Generally speaking, though, unlivable onboard accommodations are the exception rather than the rule. The newest ships sport luxurious suites (some bigger than my apartment!), and even the lowest-category cabins have received upgraded mattresses and bedding. In order to compete with hotels and resorts, the cruise lines are pulling out all the stops to make their cabins attractive places to stay.
Best overall cabins
Norwegian and Regent Seven Seas Cruises take top honors for best overall deluxe cabins, while Carnival and Holland America win for best standard cabins. "NCL's assortment of garden, courtyard, and family suites on their newest ships show the most original designs and decor," says Paul Motter, editor of CruiseMates. "These suites are bigger and better equipped than most luxury ship suites." Many of these suites have separate living and dining areas and access to private courtyards with pools and hot tubs.
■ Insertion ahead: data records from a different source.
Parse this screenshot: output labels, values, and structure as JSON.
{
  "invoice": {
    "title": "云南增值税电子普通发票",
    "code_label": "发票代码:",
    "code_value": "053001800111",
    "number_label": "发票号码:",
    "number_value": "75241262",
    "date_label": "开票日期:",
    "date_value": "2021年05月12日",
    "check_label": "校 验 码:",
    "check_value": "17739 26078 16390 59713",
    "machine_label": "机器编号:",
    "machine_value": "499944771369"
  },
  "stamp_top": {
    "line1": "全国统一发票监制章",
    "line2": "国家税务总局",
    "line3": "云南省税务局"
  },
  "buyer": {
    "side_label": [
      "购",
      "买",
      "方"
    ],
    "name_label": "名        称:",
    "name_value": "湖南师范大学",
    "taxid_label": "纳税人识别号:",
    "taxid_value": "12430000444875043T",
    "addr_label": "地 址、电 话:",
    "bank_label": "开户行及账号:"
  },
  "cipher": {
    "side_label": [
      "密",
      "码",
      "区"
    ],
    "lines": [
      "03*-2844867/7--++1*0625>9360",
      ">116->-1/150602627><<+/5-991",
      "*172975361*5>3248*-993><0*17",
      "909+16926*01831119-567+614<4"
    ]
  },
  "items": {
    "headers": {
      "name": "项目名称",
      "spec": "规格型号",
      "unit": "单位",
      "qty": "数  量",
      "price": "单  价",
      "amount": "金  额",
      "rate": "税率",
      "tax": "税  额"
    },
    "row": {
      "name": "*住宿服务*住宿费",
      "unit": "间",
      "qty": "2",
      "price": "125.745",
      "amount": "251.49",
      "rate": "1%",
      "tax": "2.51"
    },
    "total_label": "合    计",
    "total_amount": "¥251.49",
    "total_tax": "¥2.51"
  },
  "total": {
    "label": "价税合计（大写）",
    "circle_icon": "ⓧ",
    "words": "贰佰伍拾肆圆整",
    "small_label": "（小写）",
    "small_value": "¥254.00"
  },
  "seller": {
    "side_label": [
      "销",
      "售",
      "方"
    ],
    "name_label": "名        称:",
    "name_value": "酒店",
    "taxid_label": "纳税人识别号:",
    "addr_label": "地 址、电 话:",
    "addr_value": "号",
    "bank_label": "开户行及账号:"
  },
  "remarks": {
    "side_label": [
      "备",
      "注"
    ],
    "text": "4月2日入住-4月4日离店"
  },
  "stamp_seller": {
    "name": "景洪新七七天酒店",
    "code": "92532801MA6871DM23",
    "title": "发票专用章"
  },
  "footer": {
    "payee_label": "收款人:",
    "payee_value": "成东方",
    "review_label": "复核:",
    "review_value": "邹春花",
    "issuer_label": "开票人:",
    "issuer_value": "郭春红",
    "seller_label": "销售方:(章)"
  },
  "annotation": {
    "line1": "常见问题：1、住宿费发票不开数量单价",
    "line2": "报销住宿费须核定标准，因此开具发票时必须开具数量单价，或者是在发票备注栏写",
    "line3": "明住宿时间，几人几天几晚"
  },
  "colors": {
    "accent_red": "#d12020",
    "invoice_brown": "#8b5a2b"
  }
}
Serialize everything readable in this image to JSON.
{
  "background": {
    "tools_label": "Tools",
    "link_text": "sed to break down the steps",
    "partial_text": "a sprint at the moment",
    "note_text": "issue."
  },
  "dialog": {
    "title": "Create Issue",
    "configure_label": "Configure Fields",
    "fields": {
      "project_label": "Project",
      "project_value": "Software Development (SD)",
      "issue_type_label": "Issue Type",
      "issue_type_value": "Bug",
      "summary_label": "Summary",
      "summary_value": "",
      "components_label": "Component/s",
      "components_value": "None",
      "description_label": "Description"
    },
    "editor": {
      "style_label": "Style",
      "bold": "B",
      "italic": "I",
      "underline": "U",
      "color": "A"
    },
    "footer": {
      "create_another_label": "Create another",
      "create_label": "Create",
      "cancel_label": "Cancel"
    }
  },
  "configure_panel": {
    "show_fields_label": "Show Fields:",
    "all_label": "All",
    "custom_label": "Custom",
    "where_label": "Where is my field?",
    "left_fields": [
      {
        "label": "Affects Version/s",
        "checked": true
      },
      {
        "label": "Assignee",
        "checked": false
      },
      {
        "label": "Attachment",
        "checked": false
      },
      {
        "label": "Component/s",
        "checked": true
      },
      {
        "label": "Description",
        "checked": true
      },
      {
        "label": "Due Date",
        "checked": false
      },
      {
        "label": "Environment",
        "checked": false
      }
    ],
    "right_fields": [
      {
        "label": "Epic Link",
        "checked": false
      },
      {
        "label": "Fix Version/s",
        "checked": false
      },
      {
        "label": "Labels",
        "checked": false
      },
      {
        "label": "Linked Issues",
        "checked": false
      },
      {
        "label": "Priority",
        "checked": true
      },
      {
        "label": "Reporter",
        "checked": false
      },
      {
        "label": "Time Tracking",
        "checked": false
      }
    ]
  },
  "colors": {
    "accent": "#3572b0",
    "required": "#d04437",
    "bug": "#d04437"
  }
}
Regent Seven Seas gets high praise for the Mariner and Voyager with their all-suite, all-outside cabins.
On the affordable side, Carnival wins for consistency across its standard cabins. "Carnival's standard cabins are larger than average and well-equipped," says Carolyn Spencer Brown, editor of Cruise Critic. Even the lowest-category inside cabins are more spacious than the same room on competing lines. Motter praises Holland America cabins for "averaging 25% larger than those of other premium cruise lines, [like] Princess and Celebrity." He also cites the fleetwide "Signature of Excellence" upgrades for making all cabins more comfortable.
Best inside cabin
Some people think inside cabins are never good, but experts agree that some are better than others. Favorites include Carnival, Disney Cruise Line, and Royal Caribbean. Carnival wins again for its spaciousness, and Disney stands out for its friendliness to families. The Deluxe Inside Stateroom can sleep four with a convertible sofa and pull-down Murphy-style bed and makes bedtime ablutions easier with a split bath.
The inside Promenade staterooms on Royal Caribbean's Voyager- and Freedom-class ships also receive high marks. These cabins have windows that look out on the Royal Promenade, which Brown acknowledges "is a clever way to deal with [an inside cabin]." For the most space, go for the Promenade Family Stateroom, which can sleep six in its 300-square-foot accommodations.
No room with a private balcony can be all that bad, but certain balcony cabins definitely wow guests more than others. For an affordable option, choose a back-of-the-ship balcony cabin on Holland America or Carnival. Without needing to upgrade to a suite, you'll get an extra-long balcony with views over the stern of the ship.